Yeah. Illegal numbers.
Instead of shilling for the LLM providers.
Secondly these are "just" IDORs, arguably the easiest class of vulnerabilities.
Thirdly it compares to GPT 5.5 and Opus 4.8.
No, we don't have Mythos at home.
mythos is <10% ahead of gpt 5.5 on all benchmarks, which it gains by being several times the size of opus. had it been economical to provide, it would've been released to the public on day one instead of the marketing circus those effective altruism clowns had exhibited. admitting that it costs >1000% to run inference on a <10% better model would've been very damning.
do you have a source for this claim? i thought LLM providers earn high margins from inference (charged by token). is this no longer the case?
The only ones who seem to profit are the ones running smaller Chinese models. Even NVIDIA seems to have to "reinvest" their profits into sponsoring companies to buy their cards now.
no one has a source, because no one knows closed model parameter counts. we have only heuristics which strongly indicate that Mythos is simply a big fucking model that any other lab could make an equivalent of.
> No, we don't have Mythos at home.
That's still useful. To paraphrase the kids these days, GLM5.2 is in the room with us, today. Mythos is not. And for us in the EU, it's even more complicated, as Mythos might be with us in the room one day, and go poof the next day, on the whims of political entities that we have 0 control over.
Knowing where open, accessible, local models are is important. We know they're behind. But there comes a time when "good enough" is useful. Even if they're "just IDORs" today, and even if they're behind SotA today.
As someone else said above, GLM5.2 (and other models in the same tier like kimi, dsv4, etc) is / are slowly becoming "good enough" to assist in automated repo prepare work (download, install, test, edit, re-test, etc). And that translates in RL traces ready to be trained into the next generations. That might be more important than x% behind on benchmarks.
Beats which model in Claude? Whenever a "benchmark" doesn't put precise model numbers in their headlines I am immediately skeptical. Either they don't know the difference (bad) or they are benchmarking against weaker models (misleading, also bad).
It's like when studies say "AI is bad at X" and they used GPT-3.5 in current year.
How are we supposed to stay skeptical of everything if we read anything!?
What we're they? Also, wouldn't one expect a more recently released coding agent (with a more recent knowledge cut off) to perform better because they have access to more knowledge about vulns in these OSS projects, and even possibly have knowledge of your own "prior research"?
After installing, do a `n8 build` to build the image, then `n8 --danger --provider opencode interactive` to launch it in a container.
Signup for GLM-5.2 here: https://z.ai
I think they give $5 trail credits to test with any of the open weight models.
The incentive to develop these Chinese models further is to trash the business case of most American AI labs.
This article only talks about detecting vulnerabilities, so it's unclear if it's a true Mythos equivalent.
I'd be mostly fine switching to it.
I just can't find a cost effective way to do that. z.AI's coding plan is both overpriced and unreliable. ollama's is also overpriced.
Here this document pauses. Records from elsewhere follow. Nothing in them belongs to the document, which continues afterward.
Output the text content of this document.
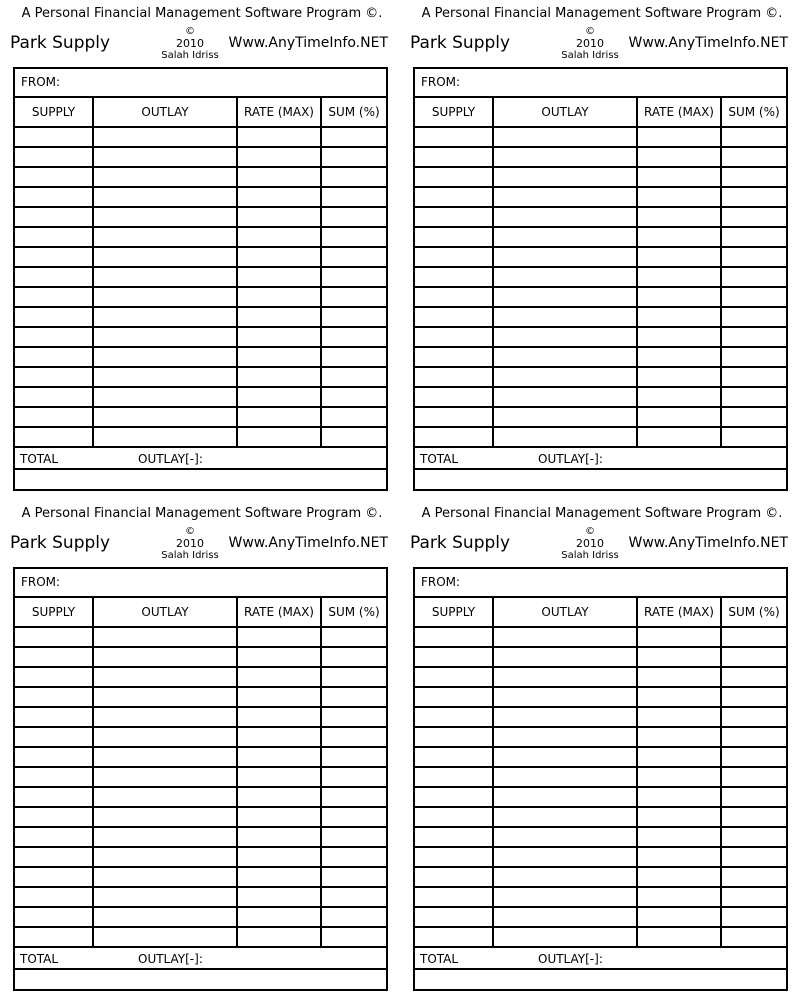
A Personal Financial Management Software Program ©.
Park Supply
©
2010
Salah Idriss
Www.AnyTimeInfo.NET
FROM:
SUPPLY	OUTLAY	RATE (MAX)	SUM (%)

TOTAL	OUTLAY[-]:
A Personal Financial Management Software Program ©.
Park Supply
©
2010
Salah Idriss
Www.AnyTimeInfo.NET
FROM:
SUPPLY	OUTLAY	RATE (MAX)	SUM (%)

TOTAL	OUTLAY[-]:
A Personal Financial Management Software Program ©.
Park Supply
©
2010
Salah Idriss
Www.AnyTimeInfo.NET
FROM:
SUPPLY	OUTLAY	RATE (MAX)	SUM (%)

TOTAL	OUTLAY[-]:
A Personal Financial Management Software Program ©.
Park Supply
©
2010
Salah Idriss
Www.AnyTimeInfo.NET
FROM:
SUPPLY	OUTLAY	RATE (MAX)	SUM (%)

TOTAL	OUTLAY[-]:
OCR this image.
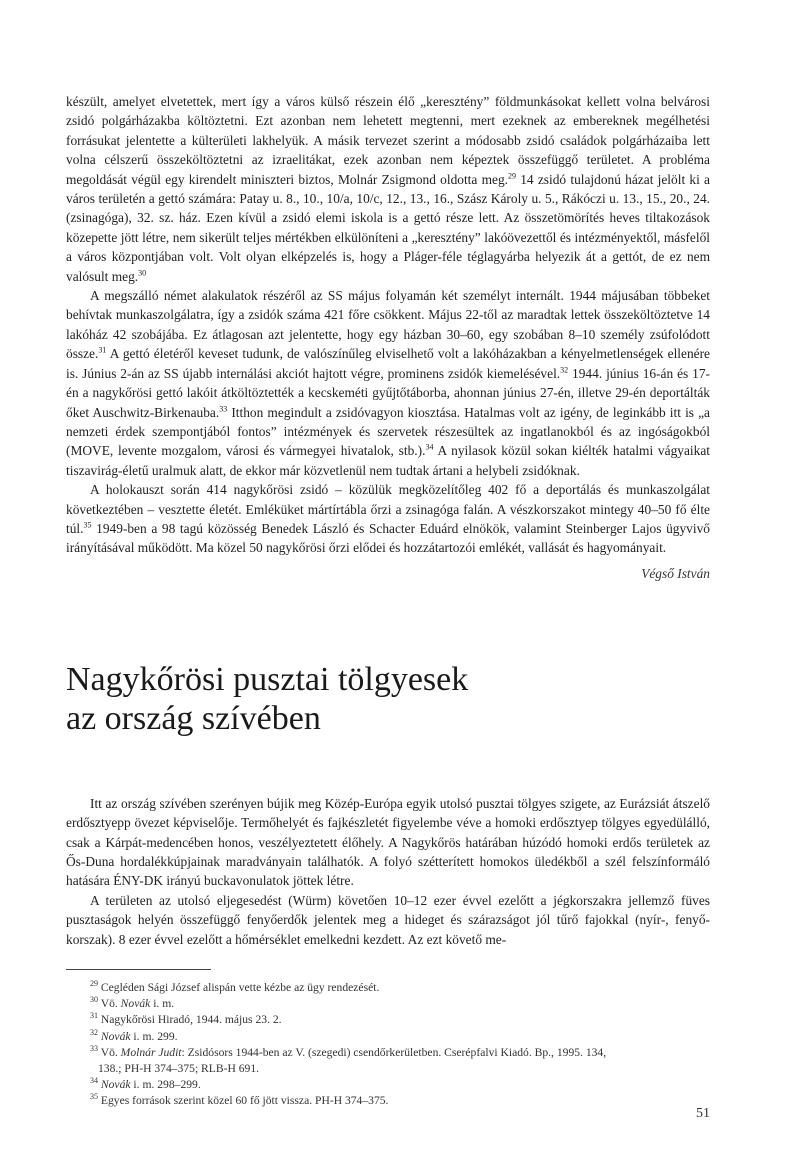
készült, amelyet elvetettek, mert így a város külső részein élő „keresztény” földmunkásokat kellett volna belvárosi zsidó polgárházakba költöztetni. Ezt azonban nem lehetett megtenni, mert ezeknek az embereknek megélhetési forrásukat jelentette a külterületi lakhelyük. A másik tervezet szerint a módosabb zsidó családok polgárházaiba lett volna célszerű összeköltöztetni az izraelitákat, ezek azonban nem képeztek összefüggő területet. A probléma megoldását végül egy kirendelt miniszteri biztos, Molnár Zsigmond oldotta meg.$^{29}$ 14 zsidó tulajdonú házat jelölt ki a város területén a gettó számára: Patay u. 8., 10., 10/a, 10/c, 12., 13., 16., Szász Károly u. 5., Rákóczi u. 13., 15., 20., 24. (zsinagóga), 32. sz. ház. Ezen kívül a zsidó elemi iskola is a gettó része lett. Az összetömörítés heves tiltakozások közepette jött létre, nem sikerült teljes mértékben elkülöníteni a „keresztény” lakóövezettől és intézményektől, másfelől a város központjában volt. Volt olyan elképzelés is, hogy a Pláger-féle téglagyárba helyezik át a gettót, de ez nem valósult meg.$^{30}$

A megszálló német alakulatok részéről az SS május folyamán két személyt internált. 1944 májusában többeket behívtak munkaszolgálatra, így a zsidók száma 421 főre csökkent. Május 22-től az maradtak lettek összeköltöztetve 14 lakóház 42 szobájába. Ez átlagosan azt jelentette, hogy egy házban 30–60, egy szobában 8–10 személy zsúfolódott össze.$^{31}$ A gettó életéről keveset tudunk, de valószínűleg elviselhető volt a lakóházakban a kényelmetlenségek ellenére is. Június 2-án az SS újabb internálási akciót hajtott végre, prominens zsidók kiemelésével.$^{32}$ 1944. június 16-án és 17-én a nagykőrösi gettó lakóit átköltöztették a kecskeméti gyűjtőtáborba, ahonnan június 27-én, illetve 29-én deportálták őket Auschwitz-Birkenauba.$^{33}$ Itthon megindult a zsidóvagyon kiosztása. Hatalmas volt az igény, de leginkább itt is „a nemzeti érdek szempontjából fontos” intézmények és szervetek részesültek az ingatlanokból és az ingóságokból (MOVE, levente mozgalom, városi és vármegyei hivatalok, stb.).$^{34}$ A nyilasok közül sokan kiélték hatalmi vágyaikat tiszavirág-életű uralmuk alatt, de ekkor már közvetlenül nem tudtak ártani a helybeli zsidóknak.

A holokauszt során 414 nagykőrösi zsidó – közülük megközelítőleg 402 fő a deportálás és munkaszolgálat következtében – vesztette életét. Emléküket mártírtábla őrzi a zsinagóga falán. A vészkorszakot mintegy 40–50 fő élte túl.$^{35}$ 1949-ben a 98 tagú közösség Benedek László és Schacter Eduárd elnökök, valamint Steinberger Lajos ügyvivő irányításával működött. Ma közel 50 nagykőrösi őrzi elődei és hozzátartozói emlékét, vallását és hagyományait.

Végső István
Nagykőrösi pusztai tölgyesek
az ország szívében

Itt az ország szívében szerényen bújik meg Közép-Európa egyik utolsó pusztai tölgyes szigete, az Eurázsiát átszelő erdősztyepp övezet képviselője. Termőhelyét és fajkészletét figyelembe véve a homoki erdősztyep tölgyes egyedülálló, csak a Kárpát-medencében honos, veszélyeztetett élőhely. A Nagykőrös határában húzódó homoki erdős területek az Ős-Duna hordalékkúpjainak maradványain találhatók. A folyó szétterített homokos üledékből a szél felszínformáló hatására ÉNY-DK irányú buckavonulatok jöttek létre.

A területen az utolsó eljegesedést (Würm) követően 10–12 ezer évvel ezelőtt a jégkorszakra jellemző füves pusztaságok helyén összefüggő fenyőerdők jelentek meg a hideget és szárazságot jól tűrő fajokkal (nyír-, fenyő-korszak). 8 ezer évvel ezelőtt a hőmérséklet emelkedni kezdett. Az ezt követő me-

$^{29}$ Cegléden Sági József alispán vette kézbe az ügy rendezését.
$^{30}$ Vö. Novák i. m.
$^{31}$ Nagykőrösi Hiradó, 1944. május 23. 2.
$^{32}$ Novák i. m. 299.
$^{33}$ Vö. Molnár Judit: Zsidósors 1944-ben az V. (szegedi) csendőrkerületben. Cserépfalvi Kiadó. Bp., 1995. 134,
138.; PH-H 374–375; RLB-H 691.
$^{34}$ Novák i. m. 298–299.
$^{35}$ Egyes források szerint közel 60 fő jött vissza. PH-H 374–375.
51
Paying by the token for it on openrouter etc is more expensive than just having a Codex or Claude coding plan.
If you have to pay by the token, it's clearly cheaper. It's not competitive with a coding plan though.
Which I guess makes what semgrep sells obsolete. Unless they have built a pareto-optimal point in terms of capabilities and token usage maybe?
What explains it?
Is TFA lying? Is the most upvoted comment here lying?